Сейчас, когда на земной поверхности от В. П. остались одни только чудесные звуки лирических песен, а сам он, страстно любивший всевозможные гастрольные поездки, как бы уехал в длительную, самую длительную из командировок, я, нередко бывая в Комарове, стараюсь не ходить дорожкой, ведущей к дачному участку В. П. И не потому, что в заснеженном его доме, смутно сквозящем меж сосен, не встречу прежнего хозяина, а потому, что на снежной целине вокруг этого дома не увижу вообще никаких следов. Кроме «бродячих», кошачье-собачьих. Тишина, объемлющая «мертвые дома», различна. Печальней и оглушительней та из них, что витает с некоторых пор над некогда шумным, счастливым домом. А именно таким, сочным и звучным, был в свое время комаровский дом Соловьева-Седого. И теперешняя вокруг него смертная задумчивость (как и над домом Николая Черкасова или драматурга Евгения Шварца, над казенной, литфондовской «половинкой» Анны Ахматовой) всегда щемяще-непереносима. Ибо хоть и молчит, но – взывает. Потому что ныне запорошенная снегом или сухими листьями, залитая плакучими дождями та или иная постройка, служившая некогда пристанищем живой душе, по-своему сопротивлявшейся гибели, и по сию пору излучает неповторимое свечение конкретной личности.

___________

Комарово… Нет в его окрестностях ни среднерусской смиренной мягкости, ни черноземной хлебной распахнутости степной, ни прикавказской знойной величественности, зато отчетливо ощущается нечто нордическое, сползшее с отрогов скандинавской возвышенности во времена глобальной ледниковой подвижки, нечто от северной суровой ясности, от прохладно-голубого взгляда на мир далеких викингов: сосны, граниты, озера, запах морской воды, пронизывающий макушку европейского материка, его бахромчатые, изрезанные фьордами выступы, разносимые при помощи северных, а в обратную сторону – балтийских ветров.

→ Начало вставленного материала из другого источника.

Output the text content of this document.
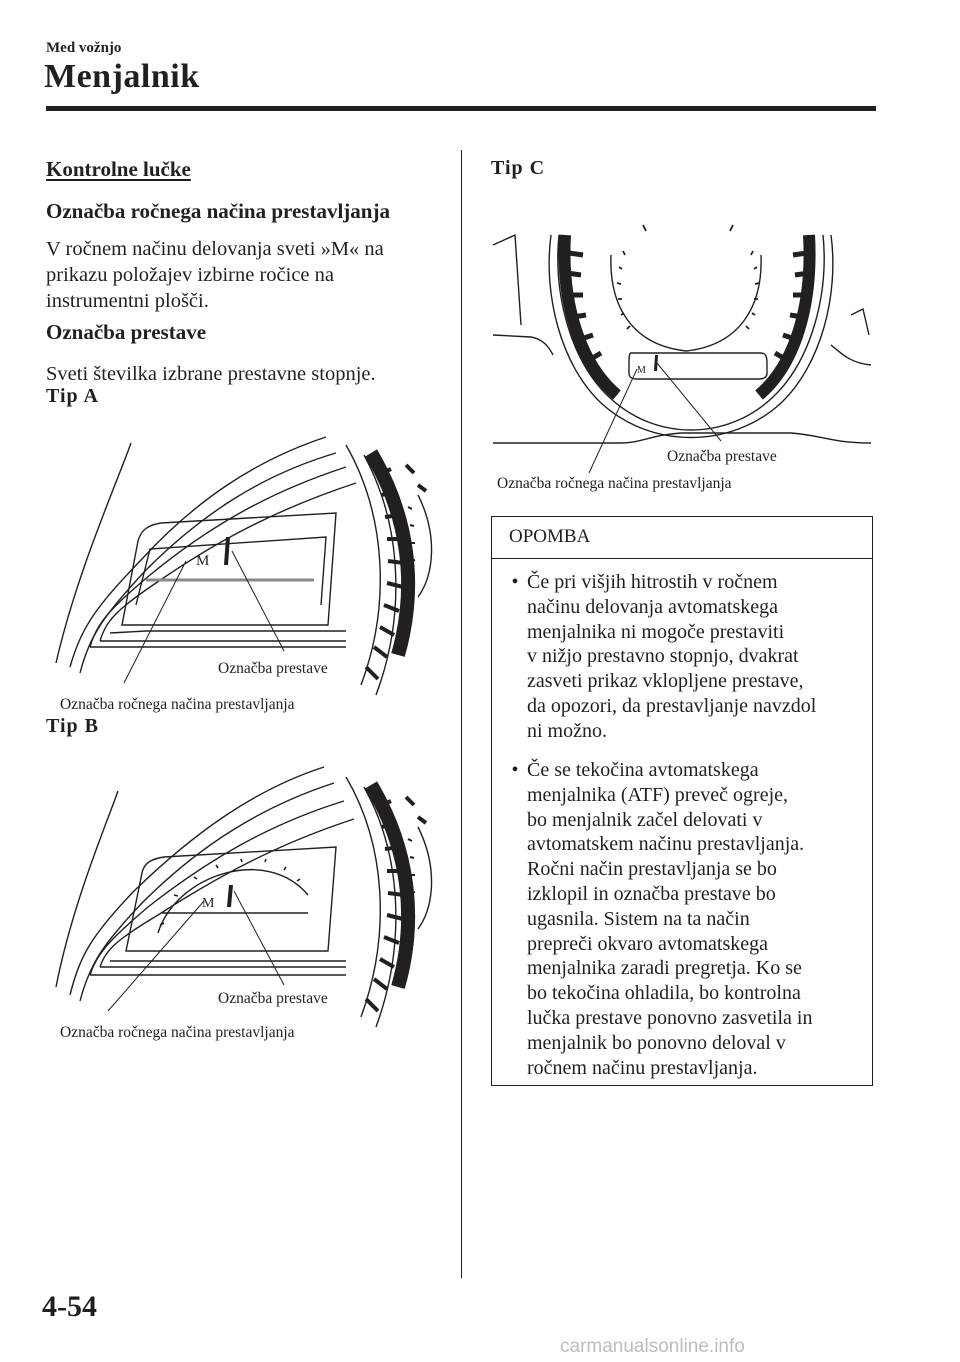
Med vožnjo
Menjalnik
Kontrolne lučke
Označba ročnega načina prestavljanja
V ročnem načinu delovanja sveti »M« na
prikazu položajev izbirne ročice na
instrumentni plošči.
Označba prestave
Sveti številka izbrane prestavne stopnje.
Tip A
M
Označba prestave
Označba ročnega načina prestavljanja
Tip B
M
Označba prestave
Označba ročnega načina prestavljanja
Tip C
M
Označba prestave
Označba ročnega načina prestavljanja
OPOMBA
• Če pri višjih hitrostih v ročnem
načinu delovanja avtomatskega
menjalnika ni mogoče prestaviti
v nižjo prestavno stopnjo, dvakrat
zasveti prikaz vklopljene prestave,
da opozori, da prestavljanje navzdol
ni možno.
• Če se tekočina avtomatskega
menjalnika (ATF) preveč ogreje,
bo menjalnik začel delovati v
avtomatskem načinu prestavljanja.
Ročni način prestavljanja se bo
izklopil in označba prestave bo
ugasnila. Sistem na ta način
prepreči okvaro avtomatskega
menjalnika zaradi pregretja. Ko se
bo tekočina ohladila, bo kontrolna
lučka prestave ponovno zasvetila in
menjalnik bo ponovno deloval v
ročnem načinu prestavljanja.
4-54
carmanualsonline.info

Есть в карело-финских пейзажах Комарова нечто угрюмо-сосредоточенное, этакая сумасшедчинка тихая, леонид-андреевская (недаром этот чудесный, но безрадостный, беспросветный русский писатель поселился однажды поблизости от сих мест, на Черной речке, чтобы не столько жить, сколько поджидать смерть…). Хотя опять-таки все относительно. И, к примеру, другой прекрасный русский писатель – Борис Зайцев, блуждая по дорогам своей эмиграции, однажды в 1935 году заехал в Келломяки (теперешнее Комарово) и восхитился неимоверной русскостью сего прибалтийского местечка. Вот несколько строк из его письма к И. А. Бунину: «Перед моим окном сад, яблони, цветы, дальше сосны, дорога – и море. Виден Кронштадт. Это очень волновало первое время. Теперь привыкли. Иван, сколько здесь России! Пахнет покосом, только что скосили отаву в саду, Вера трясла и сгребала сено, вчера мы с ней ездили на чалом мерине ко всенощной в Куоккалу (нынешнее Репино. – Г. Г.), ременные вожжи, запах лошади, все эти чересседельники и хомуты…»

Ясное дело, так восторженно «выдыхать» слова о России, тем более (или даже) о ее «нордической», окраинной прелести, мог только глубоко русский человек, волею судеб лишенный запахов Родины, нетускнеющих красок ее неба, звуков ее молитв.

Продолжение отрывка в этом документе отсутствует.